Legt einen an Erotik grenzenden Waldstripp unter der Plane hin, zieht sich selbige wieder über den Kopp und bringt ihren kümmerlichen Mageninhalt nackt, wie Gott sie schuf, hinter den nächsten Baum.
Das Bild kriege ich nie wieder aus dem Kopp!
Da sage noch mal einer etwas gegen All-Inklusive auf Malle.

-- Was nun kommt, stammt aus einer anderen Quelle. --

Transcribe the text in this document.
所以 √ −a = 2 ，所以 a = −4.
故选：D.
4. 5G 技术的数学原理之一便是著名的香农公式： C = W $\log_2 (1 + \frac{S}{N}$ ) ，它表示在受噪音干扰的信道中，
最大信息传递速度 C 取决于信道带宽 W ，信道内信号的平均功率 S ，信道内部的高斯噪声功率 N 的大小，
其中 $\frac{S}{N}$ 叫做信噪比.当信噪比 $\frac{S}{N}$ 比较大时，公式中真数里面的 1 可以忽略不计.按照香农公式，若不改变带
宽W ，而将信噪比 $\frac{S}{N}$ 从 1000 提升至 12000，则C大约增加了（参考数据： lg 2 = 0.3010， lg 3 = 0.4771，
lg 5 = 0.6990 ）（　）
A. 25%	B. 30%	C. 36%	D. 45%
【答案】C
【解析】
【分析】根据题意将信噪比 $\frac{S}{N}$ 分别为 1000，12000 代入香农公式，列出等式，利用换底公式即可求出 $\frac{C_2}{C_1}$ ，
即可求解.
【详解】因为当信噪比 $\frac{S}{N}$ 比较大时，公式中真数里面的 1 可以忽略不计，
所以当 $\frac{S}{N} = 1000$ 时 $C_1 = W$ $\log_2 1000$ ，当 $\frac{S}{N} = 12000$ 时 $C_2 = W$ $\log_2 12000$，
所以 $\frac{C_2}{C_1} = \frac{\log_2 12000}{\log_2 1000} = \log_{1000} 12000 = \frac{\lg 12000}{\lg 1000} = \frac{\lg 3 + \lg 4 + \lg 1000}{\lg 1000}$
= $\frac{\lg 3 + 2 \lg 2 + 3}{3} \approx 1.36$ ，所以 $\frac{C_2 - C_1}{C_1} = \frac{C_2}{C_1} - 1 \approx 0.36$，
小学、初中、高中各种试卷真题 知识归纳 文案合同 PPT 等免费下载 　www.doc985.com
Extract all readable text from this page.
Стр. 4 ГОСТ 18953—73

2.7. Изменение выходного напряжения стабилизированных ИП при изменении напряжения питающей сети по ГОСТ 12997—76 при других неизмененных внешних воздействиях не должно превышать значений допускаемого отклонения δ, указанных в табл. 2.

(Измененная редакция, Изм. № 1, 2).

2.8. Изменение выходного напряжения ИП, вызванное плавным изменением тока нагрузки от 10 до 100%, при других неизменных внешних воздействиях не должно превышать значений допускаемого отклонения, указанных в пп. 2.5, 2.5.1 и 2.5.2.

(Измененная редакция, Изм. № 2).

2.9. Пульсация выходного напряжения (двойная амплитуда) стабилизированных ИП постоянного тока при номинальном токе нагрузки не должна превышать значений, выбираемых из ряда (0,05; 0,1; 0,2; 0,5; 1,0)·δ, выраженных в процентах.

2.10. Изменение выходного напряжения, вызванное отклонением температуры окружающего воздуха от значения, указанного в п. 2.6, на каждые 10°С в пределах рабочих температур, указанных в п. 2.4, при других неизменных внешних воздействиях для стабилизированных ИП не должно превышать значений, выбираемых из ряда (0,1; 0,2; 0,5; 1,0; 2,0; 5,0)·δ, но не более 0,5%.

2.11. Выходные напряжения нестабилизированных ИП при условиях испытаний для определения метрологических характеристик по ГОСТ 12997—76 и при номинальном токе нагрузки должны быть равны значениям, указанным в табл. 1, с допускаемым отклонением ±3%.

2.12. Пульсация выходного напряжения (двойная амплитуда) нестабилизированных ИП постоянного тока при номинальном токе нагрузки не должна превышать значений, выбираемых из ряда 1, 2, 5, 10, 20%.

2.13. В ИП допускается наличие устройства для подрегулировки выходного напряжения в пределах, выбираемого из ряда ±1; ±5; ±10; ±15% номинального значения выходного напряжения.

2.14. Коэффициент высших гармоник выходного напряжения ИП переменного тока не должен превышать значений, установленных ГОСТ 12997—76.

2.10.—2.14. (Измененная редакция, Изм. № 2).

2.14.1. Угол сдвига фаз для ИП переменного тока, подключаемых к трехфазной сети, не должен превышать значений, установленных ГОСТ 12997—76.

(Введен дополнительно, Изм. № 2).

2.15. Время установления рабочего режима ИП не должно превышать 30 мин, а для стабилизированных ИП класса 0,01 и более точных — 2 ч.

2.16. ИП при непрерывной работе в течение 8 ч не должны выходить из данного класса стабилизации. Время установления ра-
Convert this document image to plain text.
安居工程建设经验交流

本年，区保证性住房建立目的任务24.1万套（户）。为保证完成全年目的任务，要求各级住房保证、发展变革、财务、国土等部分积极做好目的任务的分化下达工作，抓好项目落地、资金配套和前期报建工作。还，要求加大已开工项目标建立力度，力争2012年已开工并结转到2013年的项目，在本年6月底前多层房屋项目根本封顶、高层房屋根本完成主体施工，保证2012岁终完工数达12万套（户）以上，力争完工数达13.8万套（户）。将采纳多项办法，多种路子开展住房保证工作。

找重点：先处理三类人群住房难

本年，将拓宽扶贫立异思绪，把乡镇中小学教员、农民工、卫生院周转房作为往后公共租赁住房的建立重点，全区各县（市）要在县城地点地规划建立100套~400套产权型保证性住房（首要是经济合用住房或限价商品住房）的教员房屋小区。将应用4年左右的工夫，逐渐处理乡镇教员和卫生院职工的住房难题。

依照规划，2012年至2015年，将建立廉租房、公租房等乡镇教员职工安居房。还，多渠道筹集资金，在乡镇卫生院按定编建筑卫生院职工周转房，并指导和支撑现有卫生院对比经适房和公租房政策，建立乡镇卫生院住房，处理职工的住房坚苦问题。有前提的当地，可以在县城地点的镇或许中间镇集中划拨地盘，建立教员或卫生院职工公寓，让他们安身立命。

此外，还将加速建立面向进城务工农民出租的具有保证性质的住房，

Nun ist es zwischen mir und Bruni ein Running Gag, dass ich sie nach jeden Ferien frage:
„Na, Bruni, du zähes Luder, warste wieder Steine umdrehen in der Uckermark?“

So auch zu fortgeschrittener Stunde am Ende der großen Ferien auf unserem Trip in Münster.
„Nee, Lovis, ich war im Bauwagen, Uckermark war mir zu nass.“
„Bauwagen, Kind?
Erinnert mich an Waldkindergarten,“ fange ich spontan an zu lästern.
Bruni legt unbeirrt nach.
„Mit Schamanen!“
„Alles andere hätte mich bei dir überrascht, Bruni!
Ich nehme an mit Wollsocken und Redesäcken?“
„Nahein!
Mit Wollsocken und Redestöckchen!“
Ich kann folgen, das sind Veranstaltungen wo ich spätestens am 2. Tag gebeten werde zu gehen, mit den milden Worten:
„Du bist noch nicht so weit!“

Aber Bruni, die ist so weit!
Und klärt mich weiter auf:
„Es ging um die WEIßE HOCHZEIT!“

Lehnt euch zurück, geneigte Leser, es kommt ein Vortrag aus der Schublade ‚was ihr schon immer wissen wolltet und euch nie zu fragen trautet‘:
Jeder, also auch du und ich, männlichen und weiblichen und transgender Geschlechts (ok, bei letzteren bin ich mir nicht so sicher), also jeder hat ein weibliches ICH und ein männliches ICH in sich.
Nehmen wir einmal an, du bist ein Mann, dann kannst du dich glücklich schätzen, wenn die Frau in dir, alle deine Bedürfnisse erfüllt. Dann kannste die heiraten. Lernste jetzt eine Außenfrau aus Fleisch und Blut kennen, ist das ein Luxusartikel, weil deine innere Frau bereits all deine Bedürfnisse erfüllt. Du hast also an die äußere Frau keinerlei Forderungen mehr und kommst quasi mit jeder Tussi klar.

Habt ihr verstanden, ne?

Am Rande erwähnt, Brunis Beziehung läuft gerade nicht so ganz optimal. Wenn sie also mit ihrem inneren Mann klarkommt, regt sie sich über ihren Berthold nicht mehr so auf.
So die Hoffnung.
Nun wechselte unser aller Bruni also in Wollsocken drei Tage lang zwischen Bauwagen, Seminarraum und Wald, begleitet von Ritualen der Schamanen hin und her und fiel, Pech für die Schamanen, voll von neuen Eindrücken und frisch mit sich selbst verheiratet, mir in die Hände.

Am Ende rollten uns vor Lachen die Tränen von den Wangen und Bruni war wieder auf dem Boden der Realität:
„Ich mach aber auch immer einen Scheiß, ne?“
„Macht nix, Bruni, du hast ja mich!“
Ich freu mich schon auf deinen nächsten Selbsterfahrungstrip!